Fracking bribes and house prices
Hot on the heels of Theresa May’s attempt to ignite the flare stack of public enthusiasm for fracking by offering householders bribes to accept it, comes an article from Mortgage Insider which fractures one of the main seams of her argument, releasing the very gas of truth into the air.
The article references a study by the University of Bristol, which suggests that concerns about fracking have led to a a decline in house prices of between 2.7% and 4.1% within a 30km radius of the area affected by the Preese Hall earth tremors.
The study attributes the effect to fear of earthquakes, but does acknowledge the possibility (or likelihood based on my own experience) that:
Another interpretation is that the earthquake raised people’s awareness of shale gas exploration and the potential risks – but only in proximity to the location where the incident happened.

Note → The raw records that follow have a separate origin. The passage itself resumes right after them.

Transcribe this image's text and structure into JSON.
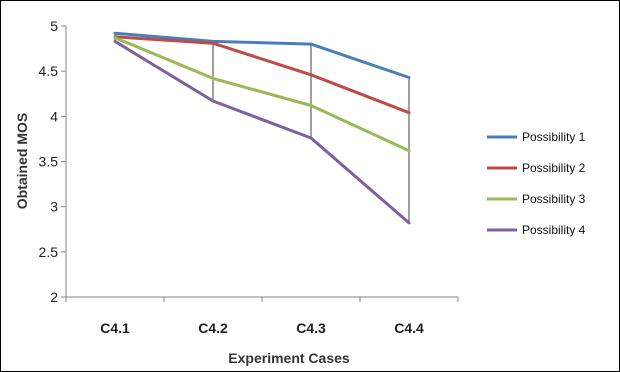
{
  "chart_data": {
    "type": "line",
    "title": "",
    "xlabel": "Experiment Cases",
    "ylabel": "Obtained MOS",
    "categories": [
      "C4.1",
      "C4.2",
      "C4.3",
      "C4.4"
    ],
    "ylim": [
      2,
      5
    ],
    "yticks": [
      "2",
      "2.5",
      "3",
      "3.5",
      "4",
      "4.5",
      "5"
    ],
    "grid": false,
    "drop_lines": true,
    "legend_position": "right",
    "series": [
      {
        "name": "Possibility 1",
        "color": "#4A7EBB",
        "values": [
          4.92,
          4.83,
          4.8,
          4.43
        ]
      },
      {
        "name": "Possibility 2",
        "color": "#BE4B48",
        "values": [
          4.88,
          4.81,
          4.46,
          4.04
        ]
      },
      {
        "name": "Possibility 3",
        "color": "#98B954",
        "values": [
          4.87,
          4.42,
          4.12,
          3.62
        ]
      },
      {
        "name": "Possibility 4",
        "color": "#7D60A0",
        "values": [
          4.83,
          4.17,
          3.76,
          2.82
        ]
      }
    ]
  }
}
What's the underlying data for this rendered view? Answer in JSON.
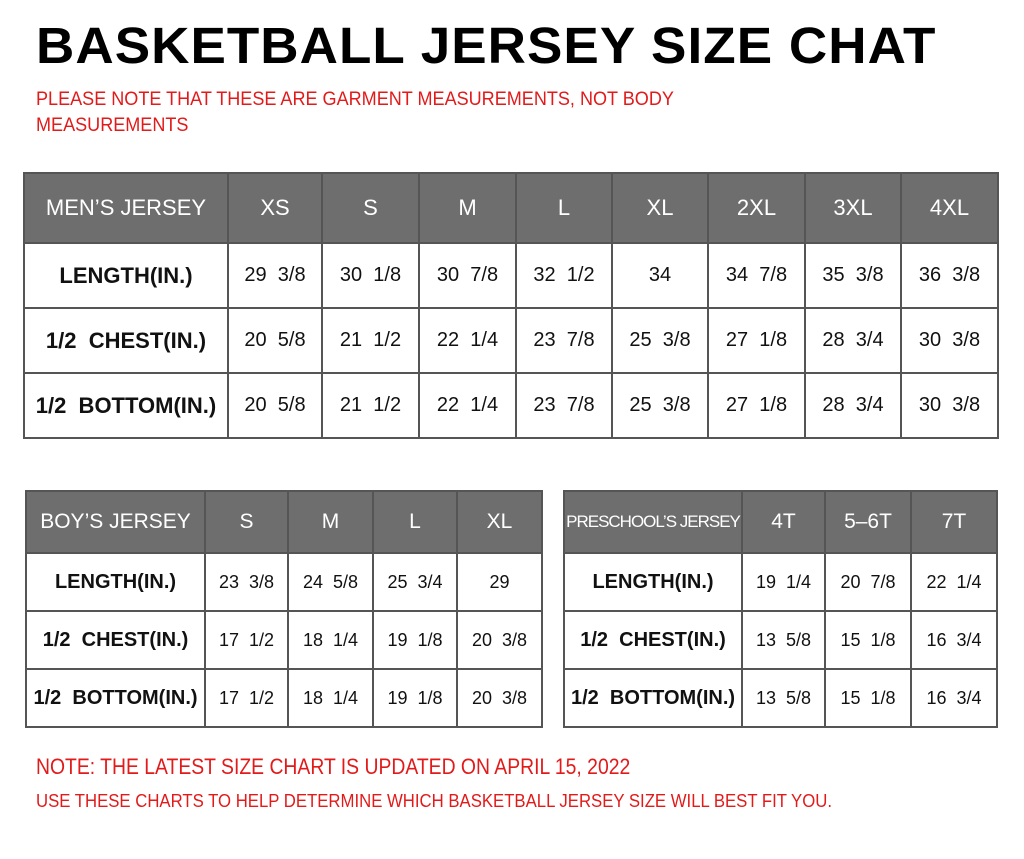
{
  "title": "BASKETBALL JERSEY SIZE CHAT",
  "subtitle_line1": "PLEASE NOTE THAT THESE ARE GARMENT MEASUREMENTS, NOT BODY",
  "subtitle_line2": "MEASUREMENTS",
  "tables": {
    "mens": {
      "header": [
        "MEN’S JERSEY",
        "XS",
        "S",
        "M",
        "L",
        "XL",
        "2XL",
        "3XL",
        "4XL"
      ],
      "rows": [
        [
          "LENGTH(IN.)",
          "29  3/8",
          "30  1/8",
          "30  7/8",
          "32  1/2",
          "34",
          "34  7/8",
          "35  3/8",
          "36  3/8"
        ],
        [
          "1/2  CHEST(IN.)",
          "20  5/8",
          "21  1/2",
          "22  1/4",
          "23  7/8",
          "25  3/8",
          "27  1/8",
          "28  3/4",
          "30  3/8"
        ],
        [
          "1/2  BOTTOM(IN.)",
          "20  5/8",
          "21  1/2",
          "22  1/4",
          "23  7/8",
          "25  3/8",
          "27  1/8",
          "28  3/4",
          "30  3/8"
        ]
      ]
    },
    "boys": {
      "header": [
        "BOY’S JERSEY",
        "S",
        "M",
        "L",
        "XL"
      ],
      "rows": [
        [
          "LENGTH(IN.)",
          "23  3/8",
          "24  5/8",
          "25  3/4",
          "29"
        ],
        [
          "1/2  CHEST(IN.)",
          "17  1/2",
          "18  1/4",
          "19  1/8",
          "20  3/8"
        ],
        [
          "1/2  BOTTOM(IN.)",
          "17  1/2",
          "18  1/4",
          "19  1/8",
          "20  3/8"
        ]
      ]
    },
    "preschool": {
      "header": [
        "PRESCHOOL’S JERSEY",
        "4T",
        "5–6T",
        "7T"
      ],
      "rows": [
        [
          "LENGTH(IN.)",
          "19  1/4",
          "20  7/8",
          "22  1/4"
        ],
        [
          "1/2  CHEST(IN.)",
          "13  5/8",
          "15  1/8",
          "16  3/4"
        ],
        [
          "1/2  BOTTOM(IN.)",
          "13  5/8",
          "15  1/8",
          "16  3/4"
        ]
      ]
    }
  },
  "note_line1": "NOTE: THE LATEST SIZE CHART IS UPDATED ON APRIL 15, 2022",
  "note_line2": "USE THESE CHARTS TO HELP DETERMINE WHICH  BASKETBALL JERSEY  SIZE WILL BEST FIT YOU.",
  "colors": {
    "header_bg": "#6e6e6e",
    "note_red": "#e21a1a"
  }
}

Now the study concludes, based on it detailed analysis of house sale, and extrapolating to the housing stock in the local as a whole, that:
this gives us a cumulative loss that ranges between £706 million and £1.1 billion. These numbers are restricted to the license blocks where the earthquake happened.

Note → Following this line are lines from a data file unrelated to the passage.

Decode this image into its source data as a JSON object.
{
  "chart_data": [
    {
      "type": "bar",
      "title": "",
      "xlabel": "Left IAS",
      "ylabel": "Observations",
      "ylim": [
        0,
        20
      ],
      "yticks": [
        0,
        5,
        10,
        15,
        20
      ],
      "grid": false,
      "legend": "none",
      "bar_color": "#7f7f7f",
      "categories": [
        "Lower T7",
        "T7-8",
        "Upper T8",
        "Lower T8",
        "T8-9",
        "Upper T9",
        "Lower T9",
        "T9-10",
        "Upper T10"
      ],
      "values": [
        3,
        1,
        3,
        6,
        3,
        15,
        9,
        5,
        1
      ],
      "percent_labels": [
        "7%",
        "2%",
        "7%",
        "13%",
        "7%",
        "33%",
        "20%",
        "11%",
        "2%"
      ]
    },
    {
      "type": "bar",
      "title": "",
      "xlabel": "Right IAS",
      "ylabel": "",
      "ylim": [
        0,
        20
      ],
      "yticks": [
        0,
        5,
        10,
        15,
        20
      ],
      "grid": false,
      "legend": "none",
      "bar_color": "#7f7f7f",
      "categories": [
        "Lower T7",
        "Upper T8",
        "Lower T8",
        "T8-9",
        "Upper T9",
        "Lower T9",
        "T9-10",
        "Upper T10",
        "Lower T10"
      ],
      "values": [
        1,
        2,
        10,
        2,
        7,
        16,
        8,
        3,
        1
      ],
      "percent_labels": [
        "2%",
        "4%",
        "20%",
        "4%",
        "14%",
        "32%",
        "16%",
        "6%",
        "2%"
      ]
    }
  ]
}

Note that The Mortgage Insider article wrongly suggests that:
the report estimates fracking could wipe a maximum of between £706m and £1.1bn off house price values across all areas where exploration licenses have been granted
Mrs May is busily trying to persuade us that an industry with extraction costs roughly double their wholesale costs is somehow capable of delivering a Shale Wealth Fund “worth of up to £1 billion in total“.
How frustrating it must be for her to know that more than this amount has already been knocked off the valuation of houses in just the area around the Preese Hall site. And they haven’t really got started yet.